Past Lies by Bobby Hutchinson
(Harl. Super. #1325, $5.50, PG) ISBN 0-373-71325-8
Set in Alaska, this tale has some elements seen in many books set in the wilds of that state and a few that are new. Past Lies is centered on characters that need to find out who they are, making it seem like a familiar tale, even though it is an enjoyable story.

Alex Nolan is a multiply-talented man who is currently ready to earn some money as a carpenter in Alaska. He comes from San Diego, where he grew up thinking he was the son of one man, only to discover he is actually the son of Roy Nolan, an adventurer who came to Alaska and died in the wilderness. Alex never connected to his step-father and upon his death, his mother told him the truth, while giving him a few letters she had from Roy. Alex feels the need to go out into the bush and try to discover what Roy was looking for. Alex is also recently divorced and still mourning his young daughter. He feels the need to explore Alaska, but he is a Californian at heart and plans to return there.

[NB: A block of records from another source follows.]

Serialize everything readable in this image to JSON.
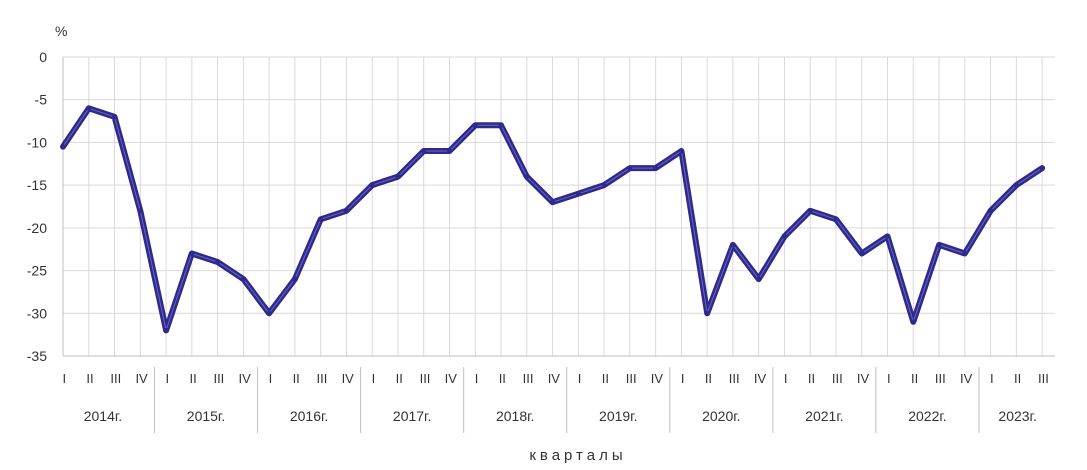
{
  "chart_data": {
    "type": "line",
    "ylabel": "%",
    "xlabel": "кварталы",
    "ylim": [
      -35,
      0
    ],
    "yticks": [
      0,
      -5,
      -10,
      -15,
      -20,
      -25,
      -30,
      -35
    ],
    "grid": true,
    "quarter_labels": [
      "I",
      "II",
      "III",
      "IV"
    ],
    "years": [
      "2014г.",
      "2015г.",
      "2016г.",
      "2017г.",
      "2018г.",
      "2019г.",
      "2020г.",
      "2021г.",
      "2022г.",
      "2023г."
    ],
    "x": [
      "2014 I",
      "2014 II",
      "2014 III",
      "2014 IV",
      "2015 I",
      "2015 II",
      "2015 III",
      "2015 IV",
      "2016 I",
      "2016 II",
      "2016 III",
      "2016 IV",
      "2017 I",
      "2017 II",
      "2017 III",
      "2017 IV",
      "2018 I",
      "2018 II",
      "2018 III",
      "2018 IV",
      "2019 I",
      "2019 II",
      "2019 III",
      "2019 IV",
      "2020 I",
      "2020 II",
      "2020 III",
      "2020 IV",
      "2021 I",
      "2021 II",
      "2021 III",
      "2021 IV",
      "2022 I",
      "2022 II",
      "2022 III",
      "2022 IV",
      "2023 I",
      "2023 II",
      "2023 III"
    ],
    "series": [
      {
        "color": "#2e2a8c",
        "values": [
          -10.5,
          -6,
          -7,
          -18,
          -32,
          -23,
          -24,
          -26,
          -30,
          -26,
          -19,
          -18,
          -15,
          -14,
          -11,
          -11,
          -8,
          -8,
          -14,
          -17,
          -16,
          -15,
          -13,
          -13,
          -11,
          -30,
          -22,
          -26,
          -21,
          -18,
          -19,
          -23,
          -21,
          -31,
          -22,
          -23,
          -18,
          -15,
          -13
        ]
      }
    ]
  }
}
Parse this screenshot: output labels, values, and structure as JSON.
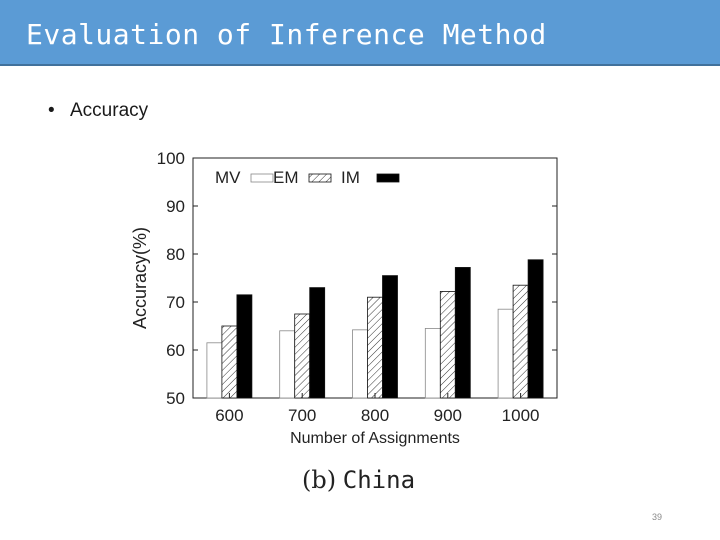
{
  "slide": {
    "title": "Evaluation of Inference Method",
    "bullet": "•",
    "bullet_text": "Accuracy",
    "caption_label": "(b)",
    "caption_region": "China",
    "page_number": "39"
  },
  "colors": {
    "title_bar": "#5b9bd5",
    "bar_dark": "#000000",
    "bar_light": "#ffffff"
  },
  "chart_data": {
    "type": "bar",
    "title": "",
    "xlabel": "Number of Assignments",
    "ylabel": "Accuracy(%)",
    "ylim": [
      50,
      100
    ],
    "yticks": [
      50,
      60,
      70,
      80,
      90,
      100
    ],
    "categories": [
      "600",
      "700",
      "800",
      "900",
      "1000"
    ],
    "legend_position": "top-left",
    "series": [
      {
        "name": "MV",
        "style": "white",
        "values": [
          61.5,
          64,
          64.2,
          64.5,
          68.5
        ]
      },
      {
        "name": "EM",
        "style": "hatched",
        "values": [
          65,
          67.5,
          71,
          72.2,
          73.5
        ]
      },
      {
        "name": "IM",
        "style": "black",
        "values": [
          71.5,
          73,
          75.5,
          77.2,
          78.8
        ]
      }
    ]
  }
}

Ivy Pierce was born in Alaska. Her father Tom came and made his way with his wife, Frances. Tom owns and operates an airline operation that gives tours and carts people where they need to go just outside Valdez Alaska. He has taught Ivy everything she needs to know and she is as expert a pilot as he. Ivy adores her father. She and her mother, an ex-model, never saw eye to eye. Her motherís depression did not help in strengthening their relationship. Now Ivy is content to fly, where she feels she is connected and a part of the world. Her aunt and uncle operate a resort and she has cousins that she contacts. Ivy cannot imagine living anywhere else, even though she has never been out of the state.

Complications abound and bring these two together. There are injuries, unexpected trips together and a family crisis which requires them to all pull together. Alex and Ivy first fight and then acknowledge their attraction, all the while stating that there can be nothing permanent. They are at cross purposes when Ivy says she is only interested in a long-term relationship and Alex demands that nothing come of their attraction.

The picture of Alaska is artfully done, creating an image of vivid wilderness and hometown community. The sense of danger, blended with carving out a life, adds to the vision of the type of person who settled and still lives in Alaska. There is an awe of the surroundings and an inherent respect for the power of nature.

Ivy is a strong character in terms of her hardiness, her common sense, and her ability to live and prosper in Alaska. She is less defined emotionally and it is her growth as a person that we see in the story. Alex seems weaker (his introduction includes the fact that he gets airsick and he is grieving over his daughter) and takes longer to see his strengths. This left me with a sense of their relationship being out of balance for a good part of the story.

Tom and Frances undergo transformations throughout the tale and while interesting, detracted from the primary story of Alex and Ivy. Other characters were not defined and were only coincidental to the storyline.

Past Lies is fairly predictable and yet there are some intriguing action sequences that can only be seen in a place like Alaska. Having a helicopter catch fire and dealing with a cardiac emergency are just two of those sequences. These helped move the story. But with the primary tale about two people learning what is important about loving, the story ultimately satisfies but does no more.